By Nathan James, Associate Writer
Published November 21, 2019
  • The platypus is an egg-laying mammal found exclusively in eastern Australia, including Tasmania.[1]
  • The platypus has an extremely unique combination of features: it has clawed hindfeet, webbed forefeet, a tail that resembles that of a beaver, and a bill, like a duck.[1]
  • The platypus and the echidna are the only members of the monotreme branch of mammals. The other two branches are the placentals and the marsupials.[1]
  • When preserved specimens of the platypus were first sent to Europe in the late 1700s, naturalists there thought the animal was a fake and had simply been stitched together from different animals by a skilled taxidermist.[1]
  • Although the female platypus lays eggs instead of giving live birth, once her young hatch, she suckles them with milk made in her own body, just like other mammals.[1]
  • The platypus is one of two families of mammals that lay eggs instead of giving live birth to their young. The other family is the echidna family, also found only in Australia.[1]
  • Platypus Echidna
    The platypus and the echidna are the only known monotremes in the world

  • Although a common name for the platypus is the duck-billed platypus, the bill of a platypus is not really like a duck’s bill—where the duck’s bill is hard, the platypus' bill is soft and pliable, allowing it to forage for food underwater.[1]
  • Although the platypus has juvenile teeth that fall out at a certain age, just like humans, those teeth are not replaced with more teeth; instead, the platypus grows keratin pads in place of teeth.[1]
  • The adult platypus has no teeth, so when it catches its prey, it stores it in its bill, along with little bits of gravel. It then submerges and uses the gravel to mash up its food until it is pliable enough to swallow.[2]
  • Swimming Platypus
    They have more in common with ducks than the bills
  • The platypus is an excellent swimmer and has waterproof fur.[1]
  • Whereas most other aquatic mammals use their back feet to swim, the platypus propels itself through water by paddling with its front two limbs.[1]
  • A platypus can remain underwater for 2 minutes; before diving, it seals the nostrils on its bill, which remain watertight until the platypus comes up for air.[2]
  • The male platypus has spurs above its hind legs that it can use to pierce and insert venom into its enemies.

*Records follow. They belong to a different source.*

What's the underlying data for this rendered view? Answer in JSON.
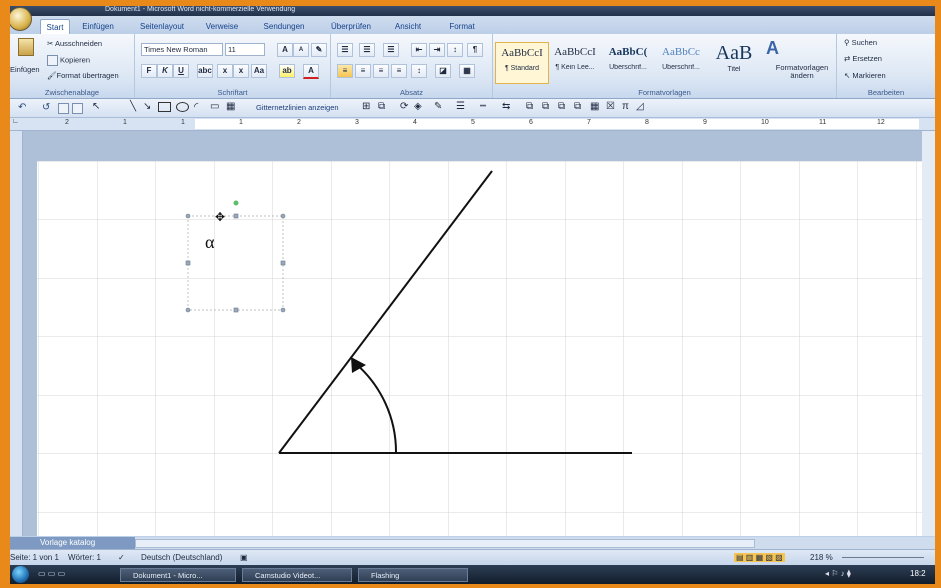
{
  "window": {
    "title": "Dokument1 - Microsoft Word nicht-kommerzielle Verwendung"
  },
  "tabs": [
    "Start",
    "Einfügen",
    "Seitenlayout",
    "Verweise",
    "Sendungen",
    "Überprüfen",
    "Ansicht",
    "Format"
  ],
  "clipboard": {
    "paste": "Einfügen",
    "cut": "Ausschneiden",
    "copy": "Kopieren",
    "format_painter": "Format übertragen",
    "label": "Zwischenablage"
  },
  "font": {
    "name": "Times New Roman",
    "size": "11",
    "label": "Schriftart"
  },
  "paragraph": {
    "label": "Absatz"
  },
  "styles": {
    "items": [
      {
        "preview": "AaBbCcI",
        "name": "¶ Standard"
      },
      {
        "preview": "AaBbCcI",
        "name": "¶ Kein Lee..."
      },
      {
        "preview": "AaBbC(",
        "name": "Überschrif..."
      },
      {
        "preview": "AaBbCc",
        "name": "Überschrif..."
      },
      {
        "preview": "AaB",
        "name": "Titel"
      }
    ],
    "change_label": "Formatvorlagen ändern",
    "label": "Formatvorlagen"
  },
  "editing": {
    "find": "Suchen",
    "replace": "Ersetzen",
    "select": "Markieren",
    "label": "Bearbeiten"
  },
  "drawing_toolbar": {
    "gridlines_label": "Gitternetzlinien anzeigen"
  },
  "ruler": {
    "ticks": [
      "2",
      "1",
      "1",
      "1",
      "2",
      "3",
      "4",
      "5",
      "6",
      "7",
      "8",
      "9",
      "10",
      "11",
      "12"
    ]
  },
  "document": {
    "angle_symbol": "α"
  },
  "bottom": {
    "vorlage_katalog": "Vorlage katalog"
  },
  "statusbar": {
    "page": "Seite: 1 von 1",
    "words": "Wörter: 1",
    "language": "Deutsch (Deutschland)",
    "zoom": "218 %"
  },
  "taskbar": {
    "items": [
      "Dokument1 - Micro...",
      "Camstudio Videot...",
      "Flashing"
    ],
    "clock": "18:2"
  }
}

Humans who have been pierced report that the venom caused their hands and arms to swell up and lock-jaw to set in, accompanied by severe pain that lasts for weeks.[1]
  • Because of the threat of being spurred by a male platypus, zookeepers and researchers  generally pick up a platypus by its tail, unless they are sure it is a female.[1]
  • Australia Platypus
    Australia is proud of its unique animals
  • The 20-cent coin in Australia has the image of a platypus on it.[2]
  • Baby platypuses hatch after 10 days and then nurse for up to four months.[2]
  • Until the magazine National Geographic published a picture of a platypus in 1939, most of the world had never heard of the platypus.[5]
  • The platypus will sometimes bury its bill into mud and then wiggle it to attract prey.[5]
  • Platypus babies are born blind and without their waterproof fur.[5]
  • The platypus is a nocturnal animal.[5]
  • The platypus was one of the mascots for the 2000 Summer Olympics held in Sydney, Australia.[5]
  • There was a period of time when people wore platypus fur, but the fad has now passed, and the platypus is protected from hunting by laws.[5]
  • Duck-Bill Platypus
    For such a strange creature, they sure are cute
  • One nickname for the platypus is the duck mole because it resembles both of these species.[5]
  • To date, the oldest platypus fossil found is over 100,000 years old.[5]
  • The platypus differs from all other mammals in another way: it can send out electrical impulses to locate prey in deep waters.[3]
  • There are a lot of extra-large nerves throughout the platypus’s bill; these nerves send messages to the platypus’s face and allow it to sense the responses to its electrical impulses without the use of sight, sound, or smell.[3]
  • The platypus has been featured in several different cartoon shows. Its most popular appearance was as Perry the Platypus, from the Disney Channel show Phineas and Ferb, but platypus characters have also been featured in Camp Lazlo and Taz-Mania.[4]